Only two cases of ALK-positive lung cancer patients with PS 4 complicated with only DIC in which an ALK inhibitor was markedly effective have been reported (5,6). Although both patients had a poor PS, their ages were quite young at 29 and 43 years old, and they seemed to have a sufficient ability to recover from the illness. However, our patient was 84 years old, so her ability to recover from the illness was considered poor. Furthermore, our patient was in a more serious condition due to the combination of DIC and TS. According to a survey of 716 patients with lung cancer, thromboembolism was identified in 16 (2.2%) patients, and DIC was identified in 5 patients (0.7%), with 2 patients showing both conditions concomitantly. The median survival time after the onset of DIC was 13 days (7). Systemic chemotherapy, especially a molecular-targeted drug, such as epidermal growth factor receptor tyrosine kinase inhibitors, which have few side effects, has been reported to contribute to the improvement of the survival rate (8). Our patient was positive for ALK gene rearrangement.
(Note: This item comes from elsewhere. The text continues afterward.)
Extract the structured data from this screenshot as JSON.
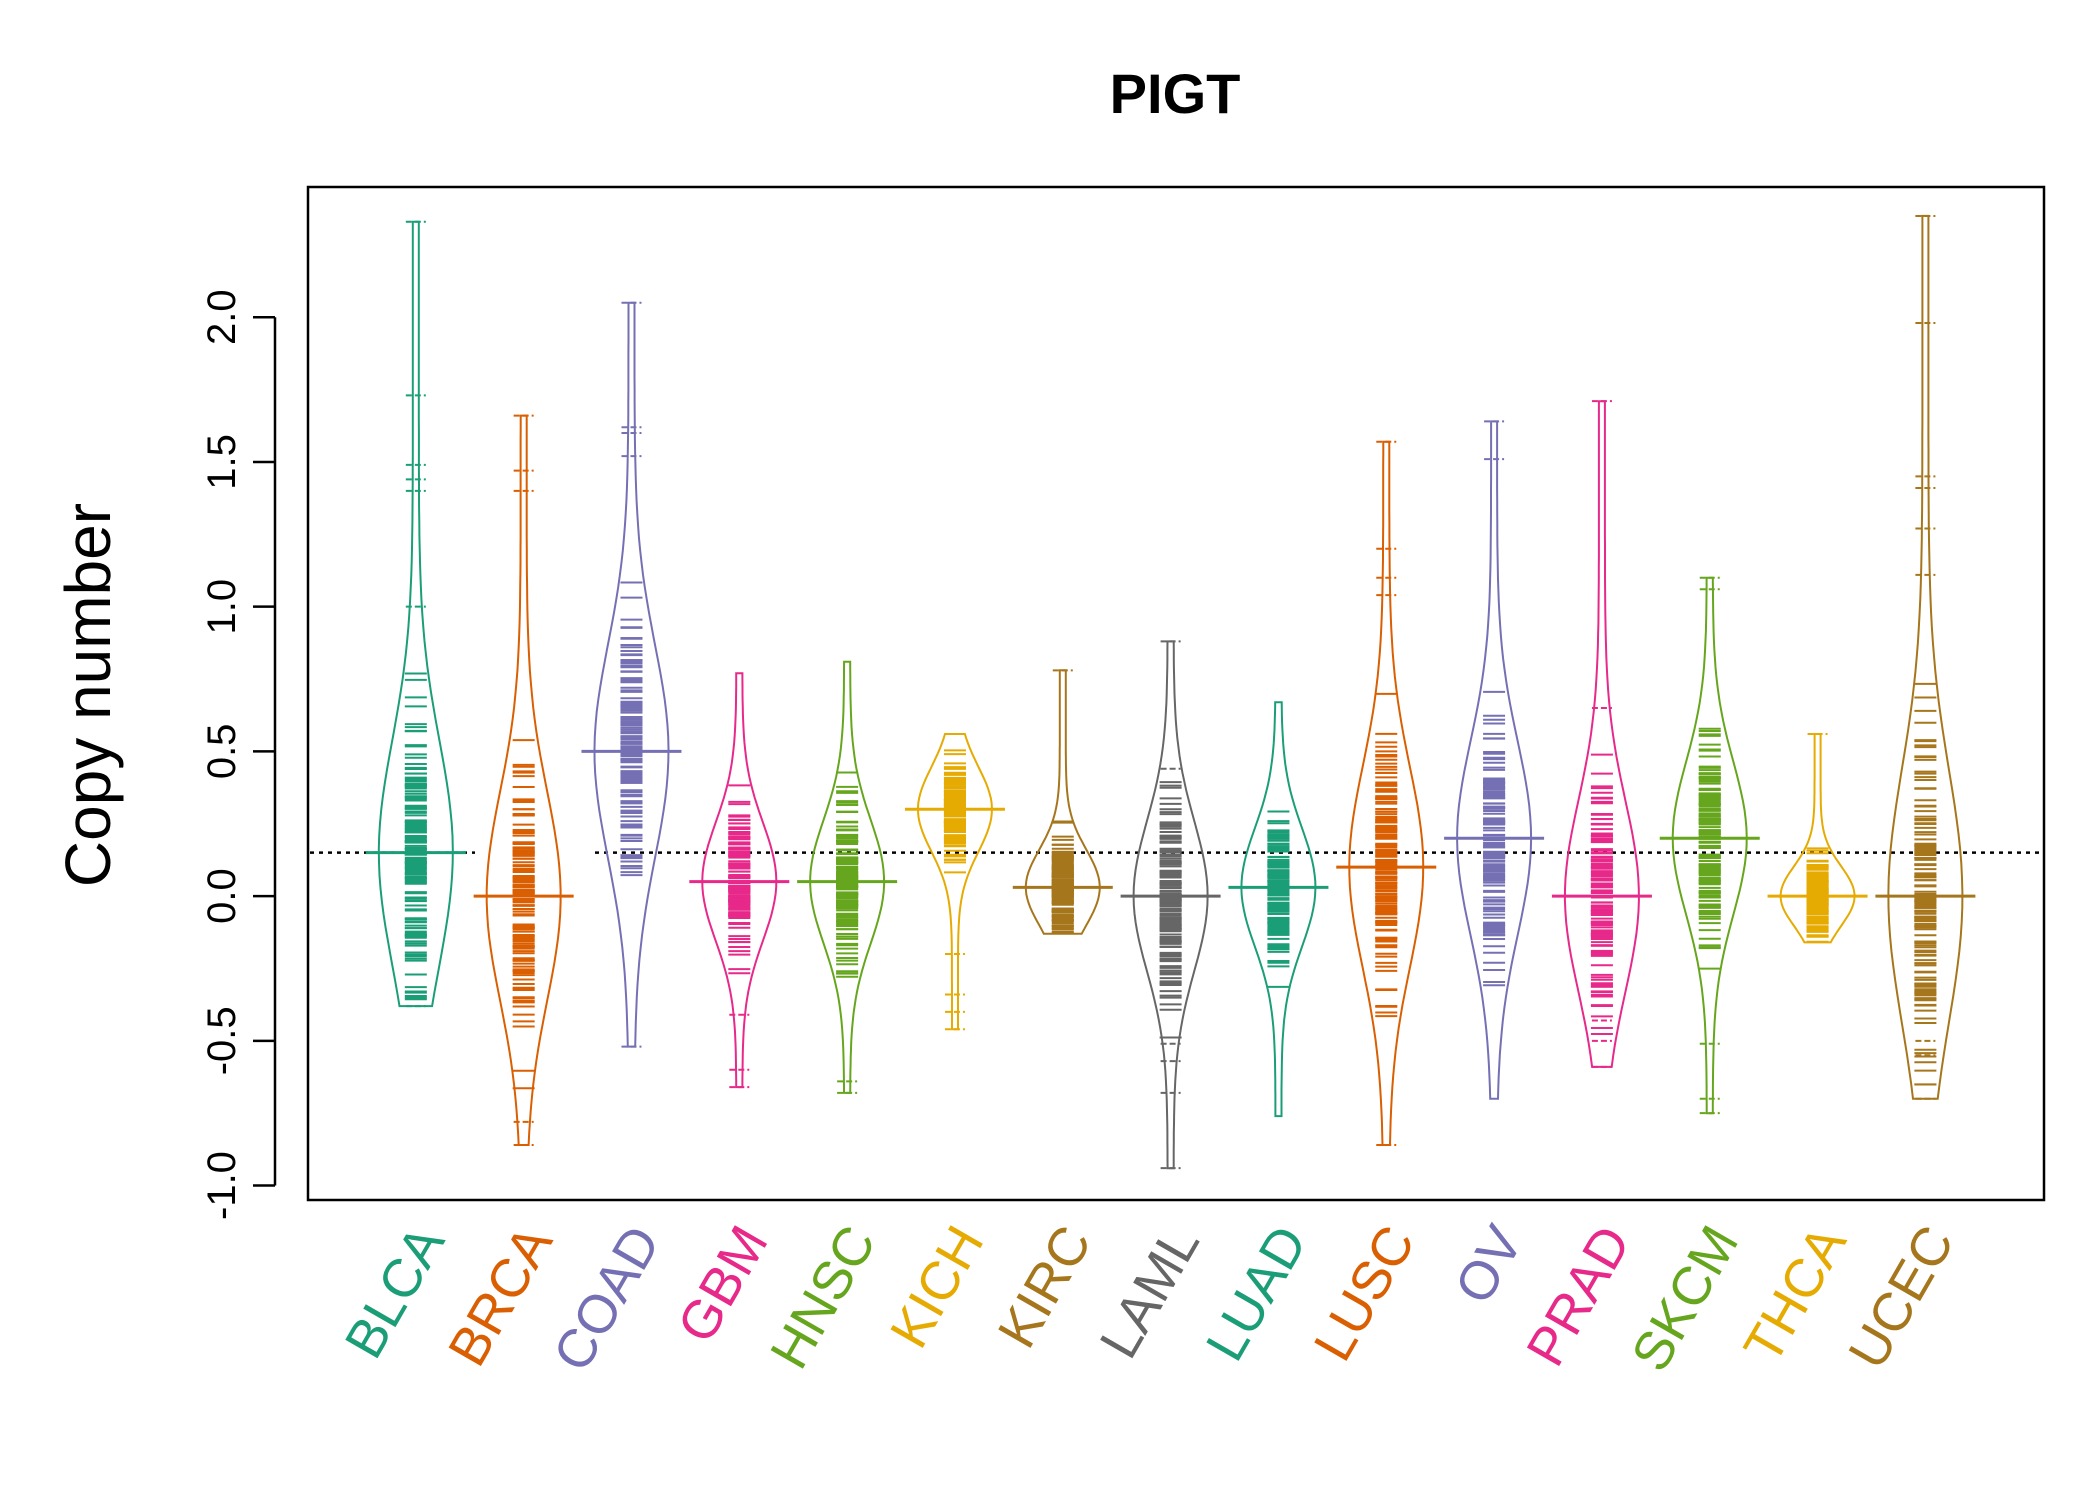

To our knowledge, this is the first report of an elderly lung cancer patient who recovered from a critically ill condition due to DIC and TS with a dramatic response to alectinib.

In the present study, a DOAC was insufficient for preventing cancer-related arterial thromboembolism, such as TS. In our case, there was no recurrence of deep vein thrombosis in the lower extremities because the patient was taking an oral DOAC, but only TS developed. This is the second case report in our research of a DOAC failing to prevent arterial thromboembolism (9). The efficacy of DOACs for the treatment and prevention of cancer-related venous thromboembolism has been reported to be comparable to that of heparin (10). However, arterial thromboembolism in patients with cancer is caused by both the upregulation of coagulation and the activation of platelets (11,12). DOACs alone are expected to be insufficient to suppress TS. Therefore, the standard treatment for TS is heparin (13). However, the present patient and her husband were too old to self-administer heparin at home. For this reason, the addition of antiplatelet drugs to anticoagulants may be effective in preventing the recurrence of TS in patients with lung cancer due to the mechanism of action of heparin on TS.

However, attention should be paid to the fact that the combination of both antiplatelet agents and anticoagulants may promote a local bleeding. There is still insufficient evidence supporting the use of both of these drugs. Further studies are needed to verify the validity of using both drugs.

Conclusion

We experienced an extremely rare case of a dramatic response with alectinib on ALK gene rearrangement positive lung adenocarcinoma with fairy severe PS 4 due to TS and cancer cachexia enough to cause DIC. Adding antiplatelet drugs to anticoagulants may prevent recurrence of TS. Fortunately, the treatment was successful in our case without major complications, but we would like to verify in the future that this treatment is safe and effective for patients with similar critically ill conditions.

The authors state that they have no Conflict of Interest (COI).